The second avenue to go down is to find work and accommodation separately in resort. This is a more complicated route as it does require a bit more effort, but it is ideal for seasonnaires looking to get more time on the slopes without work completely dictating their skiing hours.

It’s important to secure a flat and some housemates before you go. If you need flatmates, try writing a forum post on natives.co.uk where you’re guaranteed to get replies. When looking for flats, email around the property management websites and ask them for help – they’re more than happy to respond and can source the best prices.
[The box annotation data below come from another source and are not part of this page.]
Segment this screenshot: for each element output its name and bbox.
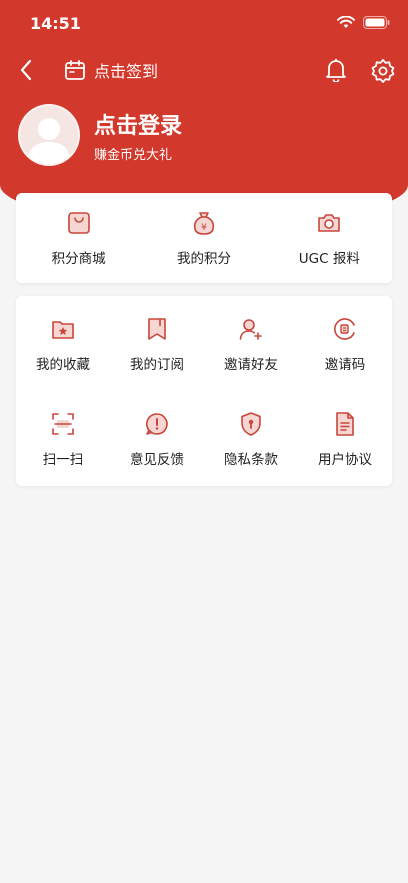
menu-item-label: UGC 报料 <box>298 251 360 267</box>
battery-icon <box>363 16 390 29</box>
menu-item-label: 我的收藏 <box>36 356 90 373</box>
menu-item-feedback[interactable]: 意见反馈 <box>110 391 204 486</box>
menu-item-label: 隐私条款 <box>224 451 278 468</box>
menu-item-label: 意见反馈 <box>130 451 184 468</box>
checkin-label: 点击签到 <box>94 62 159 81</box>
login-title[interactable]: 点击登录 <box>94 108 182 140</box>
invite-code-icon <box>331 315 359 343</box>
menu-item-my-points[interactable]: ¥ 我的积分 <box>141 193 266 283</box>
notifications-button[interactable] <box>322 56 350 84</box>
checkin-button[interactable]: 点击签到 <box>64 58 158 82</box>
tools-card: 我的收藏 我的订阅 邀请好友 邀请码 扫一扫 意见反馈 隐私条款 用户协议 <box>16 296 392 486</box>
status-bar: 14:51 <box>0 0 408 50</box>
favorites-folder-icon <box>49 315 77 343</box>
money-bag-icon: ¥ <box>190 209 218 237</box>
menu-item-my-subscriptions[interactable]: 我的订阅 <box>110 296 204 391</box>
calendar-icon <box>64 59 86 81</box>
bookmark-icon <box>143 315 171 343</box>
feedback-icon <box>143 410 171 438</box>
menu-item-privacy-policy[interactable]: 隐私条款 <box>204 391 298 486</box>
menu-item-label: 用户协议 <box>318 451 372 468</box>
menu-item-invite-code[interactable]: 邀请码 <box>298 296 392 391</box>
menu-item-label: 我的积分 <box>176 251 231 267</box>
camera-icon <box>315 209 343 237</box>
back-button[interactable] <box>12 56 40 84</box>
menu-item-points-mall[interactable]: 积分商城 <box>16 193 141 283</box>
document-icon <box>331 410 359 438</box>
menu-item-label: 邀请好友 <box>224 356 278 373</box>
privacy-shield-icon <box>237 410 265 438</box>
menu-item-label: 扫一扫 <box>42 451 84 468</box>
wifi-icon <box>337 16 355 29</box>
svg-text:¥: ¥ <box>201 223 207 233</box>
avatar[interactable] <box>18 104 80 166</box>
bell-icon <box>325 58 347 82</box>
login-subtitle: 赚金币兑大礼 <box>94 148 173 163</box>
gear-icon <box>370 58 396 84</box>
menu-item-label: 积分商城 <box>51 251 106 267</box>
nav-bar: 点击签到 <box>0 52 408 88</box>
menu-item-user-agreement[interactable]: 用户协议 <box>298 391 392 486</box>
menu-item-my-favorites[interactable]: 我的收藏 <box>16 296 110 391</box>
menu-item-scan[interactable]: 扫一扫 <box>16 391 110 486</box>
chevron-left-icon <box>19 59 33 81</box>
status-time: 14:51 <box>30 14 81 33</box>
menu-item-label: 邀请码 <box>324 356 366 373</box>
status-icons <box>337 16 390 29</box>
add-friend-icon <box>237 315 265 343</box>
points-card: 积分商城 ¥ 我的积分 UGC 报料 <box>16 193 392 283</box>
menu-item-label: 我的订阅 <box>130 356 184 373</box>
scan-icon <box>49 410 77 438</box>
shopping-bag-icon <box>65 209 93 237</box>
menu-item-invite-friends[interactable]: 邀请好友 <box>204 296 298 391</box>
settings-button[interactable] <box>368 56 398 86</box>
menu-item-ugc-report[interactable]: UGC 报料 <box>267 193 392 283</box>
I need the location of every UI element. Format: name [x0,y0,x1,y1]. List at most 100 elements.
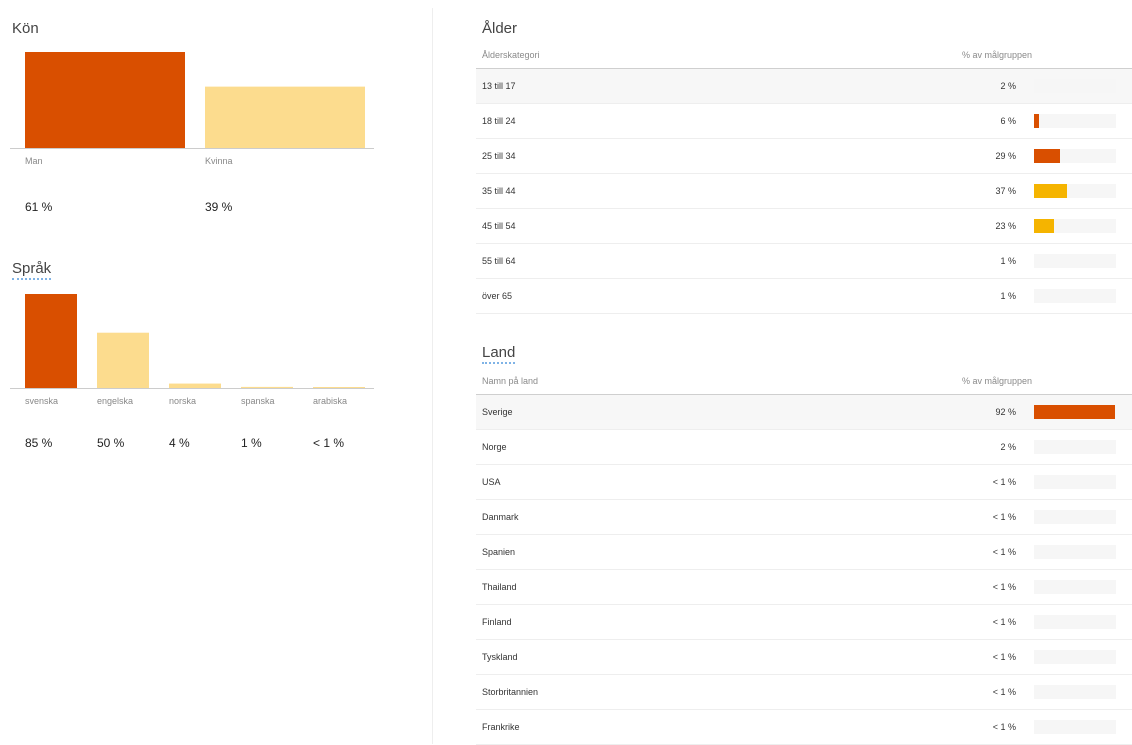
sprak-category-label: spanska [241,396,275,406]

It’s sometimes worth taking the risk and asking around for jobs when you hit resort. Many bars and restaurants have their positions filled beforehand but quite often have glass-collecting or snow-clearing jobs to get you started, and there’s normally a Saturday cleaning job available in resort. Not all seasonnaires stay for the duration of the season, so you may be able to move up the ranks as people decide to move on. Remember to take enough money to tide you over in case finding a job isn’t instant.

Top Tips:

  • Be careful who you choose to live with. Try to arrange a meeting with them, even if it’s on Skype. You’ll be in their company for a long time, so you need to be sure you get on.
  • Read all contracts carefully, including the small print. You don’t want to be sprung with a hefty flat deposit that you’re never going to get back.
  • Many businesses are able to secure half-price lift passes. If possible, wait until you secure a job before you purchase your pass as you may be able to save a lot of money.
  • Don’t forget to purchase insurance in case of any unexpected accidents.